В этот кабинет явился к Рылееву в середине 1824 года из Острогожска молодой человек с рекомендательным письмом от Владимира Ивановича Астафьева, родственника Рылеева по жене. Это был крепостной Шереметевых — Александр Никитенко, будущий литератор и академик. Талантливый самоучка мечтал добиться освобождения от крепостной зависимости и поступить учиться в университет. В Петербурге он сумел добиться приема у министра просвещения Александра Николаевича Голицына, который проникся симпатией к юноше и сделал несколько попыток уговорить Шереметевых дать ему отпускную. Но решающими в этом деле были действия Рылеева и его многочисленных друзей-офицеров, которые не давали своему сослуживцу, молодому графу Шереметеву, шагу ступить без того, чтобы не напомнить ему о Никитенко.
Увидев Рылеева — Никитенко сразу вспомнил того артиллерийского офицера, которого встретил некогда в книжной лавке на Острогожской ярмарке.

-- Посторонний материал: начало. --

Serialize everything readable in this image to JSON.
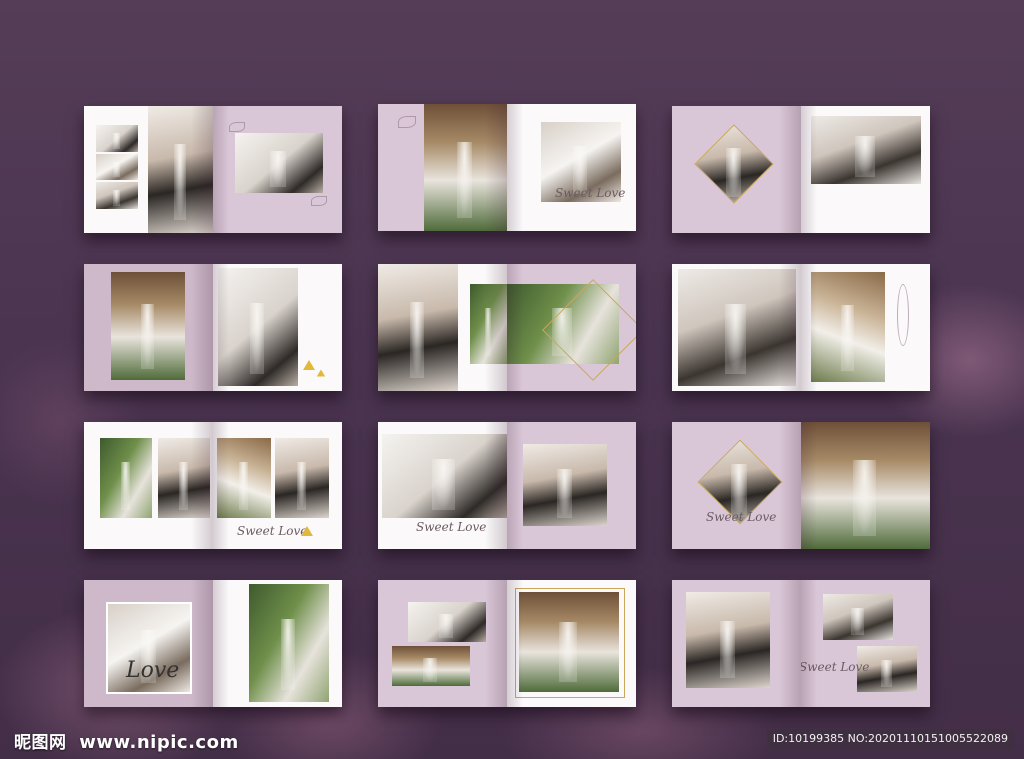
{
  "watermark": {
    "logo": "昵图网",
    "site": "www.nipic.com"
  },
  "image_id": "ID:10199385 NO:20201110151005522089",
  "albums": [
    {
      "script": ""
    },
    {
      "script": "Sweet Love"
    },
    {
      "script": ""
    },
    {
      "script": ""
    },
    {
      "script": ""
    },
    {
      "script": ""
    },
    {
      "script": "Sweet Love"
    },
    {
      "script": "Sweet Love"
    },
    {
      "script": "Sweet Love"
    },
    {
      "script": "Love"
    },
    {
      "script": ""
    },
    {
      "script": "Sweet Love"
    }
  ]
}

Никитенко был у Рылеева не раз. В своих записках он вспоминает, как вместе с Боратынским восхищался он «Войнаровским», которого декламировал в своем кабинете Рылеев. «Я не знавал другого человека, который обладал бы такой притягательной силой, как Рылеев, — писал Никитенко. — Среднего роста, хорошо сложенный, с умным, серьезным лицом, он с первого взгляда вселял в вас как бы предчувствие того обаяния, которому вы неизбежно должны были подчиниться при более близком знакомстве. Стоило улыбке озарить его лицо, а вам самим поглубже заглянуть в его удивительные глаза, чтобы всем сердцем, безвозвратно отдаться ему. В минуты сильного волнения или поэтического возбуждения глаза эти горели и точно искрились. Становилось жутко: столько было в них сосредоточенной силы и огня».
Борьба с Шереметевыми была долгой — лишь в середине октября 1824 года Никитенко получил отпускную. «Я отказываюсь говорить о том, — пишет он, — что я пережил и перечувствовал в эти первые минуты глубокой потрясающей радости».

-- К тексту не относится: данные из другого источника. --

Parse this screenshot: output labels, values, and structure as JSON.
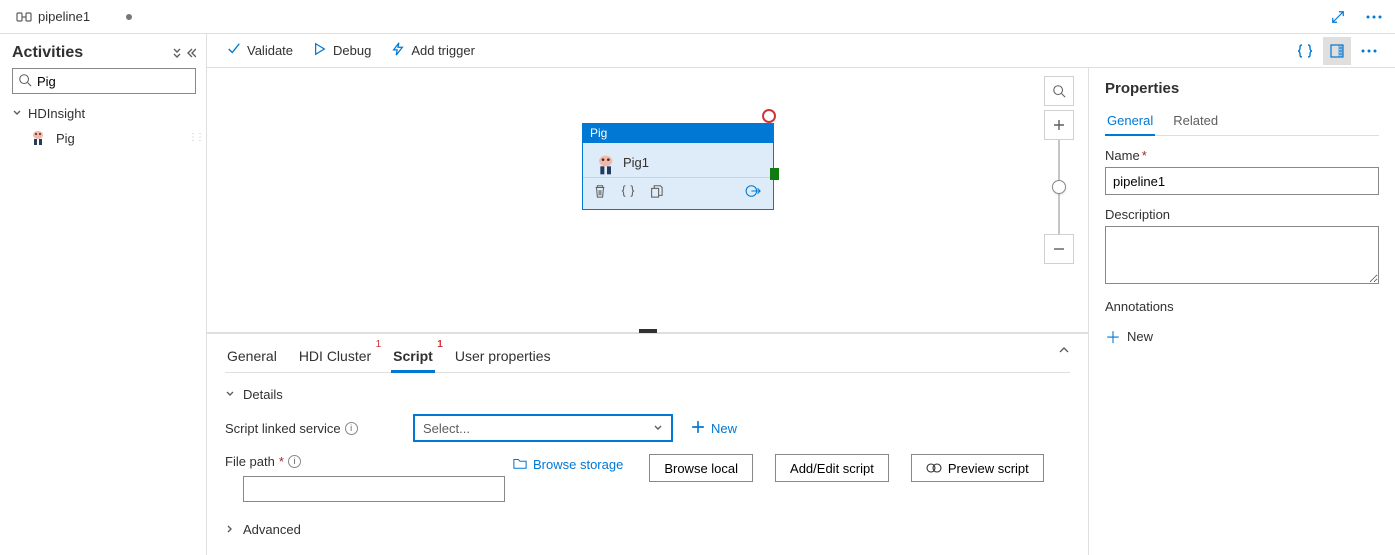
{
  "tab": {
    "title": "pipeline1"
  },
  "sidebar": {
    "title": "Activities",
    "search_value": "Pig",
    "category": "HDInsight",
    "leaf": "Pig"
  },
  "toolbar": {
    "validate": "Validate",
    "debug": "Debug",
    "trigger": "Add trigger"
  },
  "node": {
    "type": "Pig",
    "name": "Pig1"
  },
  "detail": {
    "tabs": {
      "general": "General",
      "hdi": "HDI Cluster",
      "script": "Script",
      "user": "User properties"
    },
    "section_details": "Details",
    "linked_label": "Script linked service",
    "linked_placeholder": "Select...",
    "new": "New",
    "filepath_label": "File path",
    "browse_storage": "Browse storage",
    "browse_local": "Browse local",
    "addedit": "Add/Edit script",
    "preview": "Preview script",
    "advanced": "Advanced"
  },
  "props": {
    "title": "Properties",
    "tab_general": "General",
    "tab_related": "Related",
    "name_label": "Name",
    "name_value": "pipeline1",
    "desc_label": "Description",
    "annotations_label": "Annotations",
    "new": "New"
  }
}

Никитенко стал студентом Петербургского университета. Он продолжал видеться с Рылеевым и его друзьями. В июле 1825 года князь Оболенский пригласил его к себе в качестве воспитателя своего младшего брата. Никитенко стал жить в доме Оболенских.
7
7 марта 1824 года баснописец Александр Измайлов в обычном своем шутовском стиле писал в Москву Ивану Ивановичу Дмитриеву: «Отважные наши словесники не только бранятся, но и дерутся. Недавно выходил на дуэль издатель Полярной Звезды Рылеев, только не за стихи, а за прозу, и не с литератором, а с подпоручиком Финляндской гвардии князем Шаховским, мальчиком лет 18 или 19, который написал более двухсот писем к побочной его сестре… Князь Шаховской не хотел было выходить на поединок, но Рылеев, с позволения сказать, плюнул ему в рыло, по правой, по другой, пинками… Друзья-свидетели разняли и убедили того и другого драться по форме. Три раза стреляли друг в друга: князь Шаховской остался невредим, а Рылеев, как Ахилл, ранен в пяту. Бедный лежит теперь в постели, жена его, мать, побочная сестра и мать ее также в постели, все больны».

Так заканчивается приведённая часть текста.